TAIPEI (Taiwan News) — University students and youth groups are urging the government to reconsider its policy of banning designated smoking areas on college campuses.
Student-led studies suggest that eliminating smoking zones pushes smokers to nearby streets or more concealed areas on campus, per PNN. National Chung Cheng University student Tsai Ching-hung (蔡璟鴻) confirmed this by saying that smokers have dispersed into less regulated and harder-to-monitor areas.

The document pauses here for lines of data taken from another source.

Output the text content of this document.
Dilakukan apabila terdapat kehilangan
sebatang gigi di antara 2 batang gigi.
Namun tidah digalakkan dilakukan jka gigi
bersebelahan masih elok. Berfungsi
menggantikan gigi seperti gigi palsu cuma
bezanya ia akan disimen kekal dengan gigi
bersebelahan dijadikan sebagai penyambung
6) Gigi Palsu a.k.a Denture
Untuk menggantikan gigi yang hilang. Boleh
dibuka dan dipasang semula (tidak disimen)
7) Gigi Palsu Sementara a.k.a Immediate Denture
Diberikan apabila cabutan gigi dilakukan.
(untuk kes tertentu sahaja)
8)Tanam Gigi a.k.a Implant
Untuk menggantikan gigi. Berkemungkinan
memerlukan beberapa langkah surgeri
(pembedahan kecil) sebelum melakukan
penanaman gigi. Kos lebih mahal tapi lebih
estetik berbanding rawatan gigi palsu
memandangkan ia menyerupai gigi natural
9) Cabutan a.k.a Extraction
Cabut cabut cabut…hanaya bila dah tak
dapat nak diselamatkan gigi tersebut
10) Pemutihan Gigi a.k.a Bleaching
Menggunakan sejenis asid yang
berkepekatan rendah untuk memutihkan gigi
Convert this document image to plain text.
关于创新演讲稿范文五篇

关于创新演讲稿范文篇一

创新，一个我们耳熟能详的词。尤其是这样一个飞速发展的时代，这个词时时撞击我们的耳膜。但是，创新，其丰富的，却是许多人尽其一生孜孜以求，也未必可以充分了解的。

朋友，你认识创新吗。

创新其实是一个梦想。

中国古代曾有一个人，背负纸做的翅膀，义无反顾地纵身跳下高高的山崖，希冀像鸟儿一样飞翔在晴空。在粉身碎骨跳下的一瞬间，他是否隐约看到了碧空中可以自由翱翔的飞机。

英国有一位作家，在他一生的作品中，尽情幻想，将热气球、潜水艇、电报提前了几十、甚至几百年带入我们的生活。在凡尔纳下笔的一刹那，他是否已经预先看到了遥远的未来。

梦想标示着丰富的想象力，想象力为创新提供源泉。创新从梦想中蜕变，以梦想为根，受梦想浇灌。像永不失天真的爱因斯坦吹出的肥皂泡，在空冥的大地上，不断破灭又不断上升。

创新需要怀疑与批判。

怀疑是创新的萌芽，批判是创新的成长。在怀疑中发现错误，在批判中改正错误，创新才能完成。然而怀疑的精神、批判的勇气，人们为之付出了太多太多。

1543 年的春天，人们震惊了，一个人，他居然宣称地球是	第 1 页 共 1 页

National Taiwan University student Cheng You-fang (鄭羽芳) added that while the education ministry continues to promote smoke-free campuses, the current policy has not achieved that goal. She called on both the Ministry of Education and the Ministry of Health and Welfare to reexamine smoking issues on campus and consider reinstating regulated smoking areas.
In response, Lo Su-ying (羅素英), head of the health ministry’s tobacco harm prevention team, explained that the removal of on-campus smoking zones followed the previous policy change that raised the legal smoking age to 20, per UDN. Lo explained that allowing smoking areas on campus would make it more difficult to enforce the age restriction.
She also noted that the education ministry has launched initiatives to reduce smoking rates among both students and faculty, and to minimize exposure to secondhand smoke.
Before the implementation of the smoking area ban, the National Students’ Union of Taiwan warned in 2023 that the policy could drive smokers underground, making enforcement even more difficult, per UDN. The union argued that reasonable regulation is more effective than outright prohibition.